« On a tiré sur le Président » de Philippe Labro (Editions Gallimard/Folio)

On-a-tire-sur-le-presidentTout a déjà été écrit sur l’assassinat de JF Kennedy. Tout ? Il manquait peut être, dans tous ces ouvrages publiés depuis 1963, celui d’un français présent sur place au moment M. On dit que tout le monde se souvient exactement de ce qu’il faisait lorsque Kennedy est mort, comme on se souvient tous d’où l’on était lorsque les tours du World Trade Center se sont écroulées, et Labro le confirme ici. 

22 novembre 1963, Philippe Labro, jeune journaliste à France-Soir, se trouve à l’Université de Yale pour un reportage sur les campus américains. Un étudiant arrive alors vers lui en courant, essoufflé, pour prononcer cette phrase que toute l’Amérique a eu à la bouche ce jour-la : « The président has been shot ! ». De cette sentence irrévocable, alors qu’à Dallas le plus jeune politique à la tête du pays se vide de son sang, commence l’épopée du jeune journaliste pour le Texas.

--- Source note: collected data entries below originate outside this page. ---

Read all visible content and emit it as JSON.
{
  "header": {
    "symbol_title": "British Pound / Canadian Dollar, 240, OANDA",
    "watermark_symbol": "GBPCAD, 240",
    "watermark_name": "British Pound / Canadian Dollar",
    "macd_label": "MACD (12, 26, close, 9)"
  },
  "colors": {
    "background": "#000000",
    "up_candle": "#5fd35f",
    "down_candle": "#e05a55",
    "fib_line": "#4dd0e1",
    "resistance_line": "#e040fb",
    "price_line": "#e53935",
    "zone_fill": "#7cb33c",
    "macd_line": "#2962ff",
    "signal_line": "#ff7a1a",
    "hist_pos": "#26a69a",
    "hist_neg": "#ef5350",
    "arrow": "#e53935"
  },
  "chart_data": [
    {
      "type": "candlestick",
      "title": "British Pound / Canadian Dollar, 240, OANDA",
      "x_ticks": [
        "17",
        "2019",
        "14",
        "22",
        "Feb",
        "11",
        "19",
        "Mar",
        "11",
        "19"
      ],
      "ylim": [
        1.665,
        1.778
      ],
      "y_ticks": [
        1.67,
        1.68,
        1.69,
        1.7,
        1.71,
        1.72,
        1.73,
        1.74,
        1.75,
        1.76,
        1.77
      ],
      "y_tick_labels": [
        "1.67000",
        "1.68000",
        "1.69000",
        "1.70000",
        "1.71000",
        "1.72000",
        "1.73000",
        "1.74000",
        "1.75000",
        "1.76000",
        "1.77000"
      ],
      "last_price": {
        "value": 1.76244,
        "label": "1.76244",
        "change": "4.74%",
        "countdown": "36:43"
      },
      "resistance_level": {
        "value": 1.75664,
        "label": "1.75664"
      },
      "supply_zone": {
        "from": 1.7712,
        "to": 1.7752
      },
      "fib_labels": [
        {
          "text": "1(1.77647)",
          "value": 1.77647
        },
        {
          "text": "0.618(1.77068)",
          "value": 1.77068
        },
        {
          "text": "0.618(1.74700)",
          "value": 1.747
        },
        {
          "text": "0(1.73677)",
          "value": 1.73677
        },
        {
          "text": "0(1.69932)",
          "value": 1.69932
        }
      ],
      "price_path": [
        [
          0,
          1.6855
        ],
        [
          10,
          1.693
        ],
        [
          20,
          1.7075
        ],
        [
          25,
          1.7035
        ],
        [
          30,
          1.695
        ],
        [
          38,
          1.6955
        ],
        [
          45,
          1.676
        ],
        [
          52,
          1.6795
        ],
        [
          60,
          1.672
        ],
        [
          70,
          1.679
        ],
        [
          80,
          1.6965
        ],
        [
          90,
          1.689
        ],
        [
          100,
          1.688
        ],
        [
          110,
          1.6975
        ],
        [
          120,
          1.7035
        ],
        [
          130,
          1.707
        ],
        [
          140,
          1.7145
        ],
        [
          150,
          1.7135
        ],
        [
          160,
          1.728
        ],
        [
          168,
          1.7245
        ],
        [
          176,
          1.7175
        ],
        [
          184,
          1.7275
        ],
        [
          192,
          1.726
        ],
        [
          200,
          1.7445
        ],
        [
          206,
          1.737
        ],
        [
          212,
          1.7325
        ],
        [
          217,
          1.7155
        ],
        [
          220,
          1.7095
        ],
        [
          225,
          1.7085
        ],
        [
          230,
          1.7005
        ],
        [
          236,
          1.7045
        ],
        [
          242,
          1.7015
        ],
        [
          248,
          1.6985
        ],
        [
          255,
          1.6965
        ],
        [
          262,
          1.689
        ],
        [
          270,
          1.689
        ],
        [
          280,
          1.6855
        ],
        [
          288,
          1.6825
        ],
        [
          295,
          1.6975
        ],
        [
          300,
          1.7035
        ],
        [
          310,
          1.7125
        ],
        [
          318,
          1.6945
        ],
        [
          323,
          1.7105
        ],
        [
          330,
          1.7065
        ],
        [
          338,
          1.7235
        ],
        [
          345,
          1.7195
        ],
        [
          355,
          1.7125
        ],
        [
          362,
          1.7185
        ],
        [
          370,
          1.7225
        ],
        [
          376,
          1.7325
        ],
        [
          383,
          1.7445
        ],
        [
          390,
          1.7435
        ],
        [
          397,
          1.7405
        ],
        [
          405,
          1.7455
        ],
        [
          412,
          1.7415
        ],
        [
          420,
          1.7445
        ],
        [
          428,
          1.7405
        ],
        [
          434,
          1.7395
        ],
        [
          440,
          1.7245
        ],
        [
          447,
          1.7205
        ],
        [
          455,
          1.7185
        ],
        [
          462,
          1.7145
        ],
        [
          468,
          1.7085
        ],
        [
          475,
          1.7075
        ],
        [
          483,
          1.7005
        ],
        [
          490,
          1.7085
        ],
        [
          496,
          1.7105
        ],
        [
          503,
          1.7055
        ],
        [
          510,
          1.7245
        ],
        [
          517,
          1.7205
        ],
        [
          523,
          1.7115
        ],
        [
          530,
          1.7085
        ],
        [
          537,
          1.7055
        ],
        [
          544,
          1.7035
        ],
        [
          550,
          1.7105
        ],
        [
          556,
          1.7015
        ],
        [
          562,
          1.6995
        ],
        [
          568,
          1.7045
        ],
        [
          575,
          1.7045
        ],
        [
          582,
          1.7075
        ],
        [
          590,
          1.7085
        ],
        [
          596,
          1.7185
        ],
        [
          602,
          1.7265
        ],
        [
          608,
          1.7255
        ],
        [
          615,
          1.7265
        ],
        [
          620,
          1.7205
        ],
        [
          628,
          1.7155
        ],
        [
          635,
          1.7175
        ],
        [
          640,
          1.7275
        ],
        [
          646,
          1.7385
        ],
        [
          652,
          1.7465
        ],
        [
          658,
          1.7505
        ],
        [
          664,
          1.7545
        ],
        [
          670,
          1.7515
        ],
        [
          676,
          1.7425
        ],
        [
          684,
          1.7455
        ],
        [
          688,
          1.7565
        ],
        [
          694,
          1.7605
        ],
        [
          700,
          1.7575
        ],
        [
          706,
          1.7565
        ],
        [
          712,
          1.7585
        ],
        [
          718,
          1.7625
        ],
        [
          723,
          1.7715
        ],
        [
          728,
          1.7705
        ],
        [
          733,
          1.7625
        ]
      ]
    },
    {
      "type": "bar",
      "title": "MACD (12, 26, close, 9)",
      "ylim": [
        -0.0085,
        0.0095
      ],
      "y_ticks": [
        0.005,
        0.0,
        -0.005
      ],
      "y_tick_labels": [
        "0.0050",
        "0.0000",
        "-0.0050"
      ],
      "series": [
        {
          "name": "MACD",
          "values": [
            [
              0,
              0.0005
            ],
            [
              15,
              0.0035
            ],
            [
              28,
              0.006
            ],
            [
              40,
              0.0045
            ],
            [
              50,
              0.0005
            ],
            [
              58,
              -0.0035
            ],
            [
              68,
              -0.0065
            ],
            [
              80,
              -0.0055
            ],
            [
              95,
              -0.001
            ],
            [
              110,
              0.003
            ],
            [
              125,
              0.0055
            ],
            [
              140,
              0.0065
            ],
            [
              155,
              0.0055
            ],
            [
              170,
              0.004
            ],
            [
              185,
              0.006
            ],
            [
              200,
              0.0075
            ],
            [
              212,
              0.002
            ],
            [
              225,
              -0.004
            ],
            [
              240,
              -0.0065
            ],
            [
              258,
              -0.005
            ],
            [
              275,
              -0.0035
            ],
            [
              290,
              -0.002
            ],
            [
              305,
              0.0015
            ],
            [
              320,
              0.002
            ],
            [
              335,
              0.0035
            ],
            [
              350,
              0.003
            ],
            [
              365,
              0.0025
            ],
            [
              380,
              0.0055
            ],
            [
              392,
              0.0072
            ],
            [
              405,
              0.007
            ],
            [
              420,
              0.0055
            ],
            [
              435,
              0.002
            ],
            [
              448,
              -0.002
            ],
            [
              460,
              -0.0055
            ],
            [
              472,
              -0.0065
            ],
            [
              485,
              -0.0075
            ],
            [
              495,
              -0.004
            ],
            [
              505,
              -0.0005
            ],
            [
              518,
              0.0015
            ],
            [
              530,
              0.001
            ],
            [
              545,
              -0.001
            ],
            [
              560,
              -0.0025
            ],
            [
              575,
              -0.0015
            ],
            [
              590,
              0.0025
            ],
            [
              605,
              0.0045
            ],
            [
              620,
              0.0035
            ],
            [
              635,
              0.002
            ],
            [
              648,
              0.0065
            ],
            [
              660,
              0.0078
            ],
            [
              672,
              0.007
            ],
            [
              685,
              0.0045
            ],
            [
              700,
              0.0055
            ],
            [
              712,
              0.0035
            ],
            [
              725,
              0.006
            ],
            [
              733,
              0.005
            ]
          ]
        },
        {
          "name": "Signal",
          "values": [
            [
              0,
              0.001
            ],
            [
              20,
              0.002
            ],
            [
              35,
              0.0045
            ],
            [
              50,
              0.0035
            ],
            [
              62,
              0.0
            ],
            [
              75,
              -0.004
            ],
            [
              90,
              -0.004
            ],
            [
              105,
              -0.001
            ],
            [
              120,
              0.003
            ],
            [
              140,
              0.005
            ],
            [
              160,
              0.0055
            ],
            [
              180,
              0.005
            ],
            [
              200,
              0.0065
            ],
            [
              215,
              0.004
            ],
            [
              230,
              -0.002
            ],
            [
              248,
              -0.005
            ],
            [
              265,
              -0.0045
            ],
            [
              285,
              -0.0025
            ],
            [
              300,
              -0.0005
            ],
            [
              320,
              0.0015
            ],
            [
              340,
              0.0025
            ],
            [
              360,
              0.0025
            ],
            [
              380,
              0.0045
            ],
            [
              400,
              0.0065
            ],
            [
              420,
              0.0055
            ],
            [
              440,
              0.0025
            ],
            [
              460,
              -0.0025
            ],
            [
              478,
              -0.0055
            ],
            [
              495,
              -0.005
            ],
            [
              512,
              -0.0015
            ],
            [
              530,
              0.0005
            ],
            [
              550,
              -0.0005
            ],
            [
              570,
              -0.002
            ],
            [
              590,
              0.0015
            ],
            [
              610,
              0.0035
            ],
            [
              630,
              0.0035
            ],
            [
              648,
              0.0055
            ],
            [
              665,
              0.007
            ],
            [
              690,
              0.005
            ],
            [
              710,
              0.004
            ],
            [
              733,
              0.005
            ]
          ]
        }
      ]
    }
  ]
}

Dans ce récit documenté, Labro retrace son expédition pour Dallas et le suivi de l’actualité qu’il dictait ensuite aux secrétaires parisiennes. Il croisera Oswald (le tueur présumé), Jack Ruby et presque tous les protagonistes de l’affaire. Il raconte aussi l’ambiance de cette ville des Etats-Unis, où les critères raciaux sont encore en vigueur et les vieilles rancoeurs politiques se pâment toujours.

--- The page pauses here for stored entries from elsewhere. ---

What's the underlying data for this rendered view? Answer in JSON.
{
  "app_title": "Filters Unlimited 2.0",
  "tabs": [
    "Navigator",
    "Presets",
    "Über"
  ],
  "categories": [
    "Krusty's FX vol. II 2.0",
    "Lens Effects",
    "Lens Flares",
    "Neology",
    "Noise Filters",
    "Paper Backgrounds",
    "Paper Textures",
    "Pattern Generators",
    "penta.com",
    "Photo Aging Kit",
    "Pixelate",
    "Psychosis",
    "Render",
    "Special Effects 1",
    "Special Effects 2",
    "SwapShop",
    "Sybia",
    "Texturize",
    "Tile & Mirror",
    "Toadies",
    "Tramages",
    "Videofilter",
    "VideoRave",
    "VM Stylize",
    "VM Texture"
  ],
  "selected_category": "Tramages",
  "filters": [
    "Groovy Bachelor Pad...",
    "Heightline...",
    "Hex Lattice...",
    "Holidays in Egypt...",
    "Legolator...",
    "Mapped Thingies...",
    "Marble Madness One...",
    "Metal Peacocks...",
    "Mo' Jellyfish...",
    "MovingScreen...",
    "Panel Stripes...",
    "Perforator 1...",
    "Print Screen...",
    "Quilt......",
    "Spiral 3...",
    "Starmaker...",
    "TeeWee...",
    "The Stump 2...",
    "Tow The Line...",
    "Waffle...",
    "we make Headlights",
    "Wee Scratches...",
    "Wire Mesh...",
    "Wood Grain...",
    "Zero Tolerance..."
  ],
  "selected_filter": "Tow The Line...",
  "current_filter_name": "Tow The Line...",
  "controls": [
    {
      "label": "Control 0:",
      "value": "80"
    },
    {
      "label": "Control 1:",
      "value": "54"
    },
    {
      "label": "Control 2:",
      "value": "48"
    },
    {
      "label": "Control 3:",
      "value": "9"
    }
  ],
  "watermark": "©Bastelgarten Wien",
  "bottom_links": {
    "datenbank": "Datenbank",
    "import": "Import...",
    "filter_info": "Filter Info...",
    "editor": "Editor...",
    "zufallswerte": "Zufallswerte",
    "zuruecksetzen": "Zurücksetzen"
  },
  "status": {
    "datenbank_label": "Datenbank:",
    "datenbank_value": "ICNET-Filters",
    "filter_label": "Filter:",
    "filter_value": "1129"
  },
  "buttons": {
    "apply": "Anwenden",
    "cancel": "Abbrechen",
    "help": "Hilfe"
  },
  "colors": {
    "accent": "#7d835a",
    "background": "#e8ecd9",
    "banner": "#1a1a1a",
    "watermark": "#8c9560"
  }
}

Dans ce récit de souvenirs racontés à la manière d’un roman policier, Labro se livre en défaisant les théories du complot et fait revivre une époque révolue, celle d’un journalisme où les articles étaient dictés par téléphone et où l’information ne circulait qu’avec un certain délai (celui de l’impression desdits canards). C’est à la fois un texte sur et autour de Kennedy, mais avant et surtout un texte sur la nostalgie d’une époque que les moins de cinquante ans ne peuvent pas connaître; et indirectement une biographie léchée sur l’empire Kennedy, à découvrir tout en repensant au film « Jackie » de Pablo Larrain (2016) ou à l’excellente série « Les Kennedy » de Jon Kassar (2011). A n’en point douter, une lecture novatrice et d’un point de vue différent sur une affaire qui n’a pas fini d’exhumer ses derniers et innombrables secrets.